Wednesday, 22 July 2015

THREESOME by Yussef El Guindi at 59E59 Theaters

     This is a difficult play to write about, in part because of my respect and fondness for the playwright, Egyptian-born Yussef El Guindi, who was a colleague at Duke a quarter of a century ago. After leaving Duke in the early 1990s, Yussef settled in Seattle, where he has had a successful career. Sex and Arab identity tend to be the major concerns of his work. If that sounds a bit solemn, Yussef has a wicked Rabelaisian sense of humor. All these elements intertwine in the best moments in THREESOME, a Portland Stage production that has landed on 59th Street. THREESOME is really two related one-act plays that would be stronger if they related more. Though they involve the same three characters, the two acts seem more distinct in tone and content than they need to be. El Guindi goes all solemn in the second act, unfortunately. He's at his best when he is outrageous.
     Leila (Alia Attallah), and Rashid (Karan Oberoi), are a handsome, seemingly troubled young Egyptian couple now living in America. She's a writer; he's a photographer. On the night depicted in Act I, Leila has invited Doug (Quinn Franzen) to join them for a menage a trois. Leila seems eager for this new adventure. So does Doug, who enters the scene naked and raring for action despite a decidedly unsexy bout of diarrhea. However, in the manner of recent sex comedies (Bruce Norris's THE QUALMS comes to mind), the sex never happens. What we do witness are various forms of male insecurity. Rashid become possessive and aggressive. Leila, for all her talk, never gets beyond a kiss. Doug is full of feelings of inadequacy. Since Quinn Franzen, who spends most of the first act nude, is handsome, well built and well endowed, it is difficult to see why he is so sensitive about his body. A number of self-absorbed characters in our universe manage to have sex: these three would rather talk about themselves. The men are more interested in putting each other down than in bedding the woman. The men are a cornucopia of masculine insecurities. El Guindi's writing is witty and literate, but one is left with a big question. Why does Leila want this threesome and, if she wants it, why doesn't she jump in?

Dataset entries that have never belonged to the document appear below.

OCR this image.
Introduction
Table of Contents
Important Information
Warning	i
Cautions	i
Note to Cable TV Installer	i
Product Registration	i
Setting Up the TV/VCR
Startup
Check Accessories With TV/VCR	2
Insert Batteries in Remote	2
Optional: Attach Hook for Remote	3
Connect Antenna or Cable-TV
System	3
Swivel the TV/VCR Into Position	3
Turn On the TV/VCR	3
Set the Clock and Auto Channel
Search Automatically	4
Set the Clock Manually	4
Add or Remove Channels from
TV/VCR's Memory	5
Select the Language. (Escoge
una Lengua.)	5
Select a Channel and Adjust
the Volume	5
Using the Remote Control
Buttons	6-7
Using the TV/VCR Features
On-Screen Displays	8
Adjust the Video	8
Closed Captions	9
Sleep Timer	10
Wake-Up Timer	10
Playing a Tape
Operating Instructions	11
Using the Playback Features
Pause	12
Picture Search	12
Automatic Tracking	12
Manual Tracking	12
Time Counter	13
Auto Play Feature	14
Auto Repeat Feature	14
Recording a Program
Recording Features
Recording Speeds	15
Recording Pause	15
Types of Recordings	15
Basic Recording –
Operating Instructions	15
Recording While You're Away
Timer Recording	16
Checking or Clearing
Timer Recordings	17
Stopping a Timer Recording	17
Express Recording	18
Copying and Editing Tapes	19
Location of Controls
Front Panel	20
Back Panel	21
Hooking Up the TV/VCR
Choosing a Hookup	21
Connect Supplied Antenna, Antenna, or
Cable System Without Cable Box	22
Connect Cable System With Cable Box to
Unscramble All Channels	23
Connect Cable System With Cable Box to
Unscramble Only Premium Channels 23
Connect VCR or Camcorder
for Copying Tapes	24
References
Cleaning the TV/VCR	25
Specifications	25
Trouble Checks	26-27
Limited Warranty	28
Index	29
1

     Act Two takes place in Doug's photography studio. He has been hired by the publisher to create the cover art for Leila's book. The book is supposedly an account of a brutal rape she endured in a Cairo police station and a commentary on the place of women in Islamic society. Doug has created a setting that represents all of the worst cliches of western Orientalia. It's textbook Edward Said. Oriental carpets, embroidered pillows, even a hookah. He wants Leila to be veiled from head to toe. When Leila balks at all the kitsch and the abaya, Doug convinces her that it will look ironic. Rashid comes in drunk and his horrified at the account of the rape in Leila's book, less for what she experienced than for the shame of it. He becomes a stereotypical middle-Eastern male and Doug becomes the ugly American, an aggressor in a sexual act than makes him as horrible as the men who attacked Leila. The second act would be better--even more thought provoking--with some of the humor of Act I.

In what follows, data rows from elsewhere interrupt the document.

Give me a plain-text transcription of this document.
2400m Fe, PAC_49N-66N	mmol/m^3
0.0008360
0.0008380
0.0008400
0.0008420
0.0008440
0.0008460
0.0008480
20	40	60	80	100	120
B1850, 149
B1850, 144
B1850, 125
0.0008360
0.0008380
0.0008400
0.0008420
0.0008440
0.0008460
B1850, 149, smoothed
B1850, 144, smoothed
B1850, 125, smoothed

     My frustration at THREESOME centers on Leila's character. She seems an intelligent, powerful woman who wants above all to have agency over her circumstances, yet at every crucial moment she is passive. Her acceptance of the role of victim seems totally out of character. The discovery of her horrific past in Act 2 only makes the attempt at a threesome in Act I more questionable. Does she really think two men having sex with her gives her more control over her body? Actually Doug is the best drawn, most coherent and interesting character. Rashid never becomes more than a stereotype.
     Chris Coleman has staged and paced the work effectively. All three actors are good, but Quinn Franzen stands out. He has the best material to work with, but he manages to make Doug both winning and deeply flawed.
      At the end, the audience didn't applaud until the lights came up for the curtain call, a sign that the ending of the play doesn't quite work. I don't think the audience believed the play was over. What does happen is too sudden and out of character.
      For all its flaws, THREESOME is worth seeing. Yussef El Guindi is always an ambitious, thought-provoking playwright who grapples with difficult questions in his work. I found the play frustrating, but I'm glad I saw it.
THREESOME. 59E59 Theaters. July 21, 2015.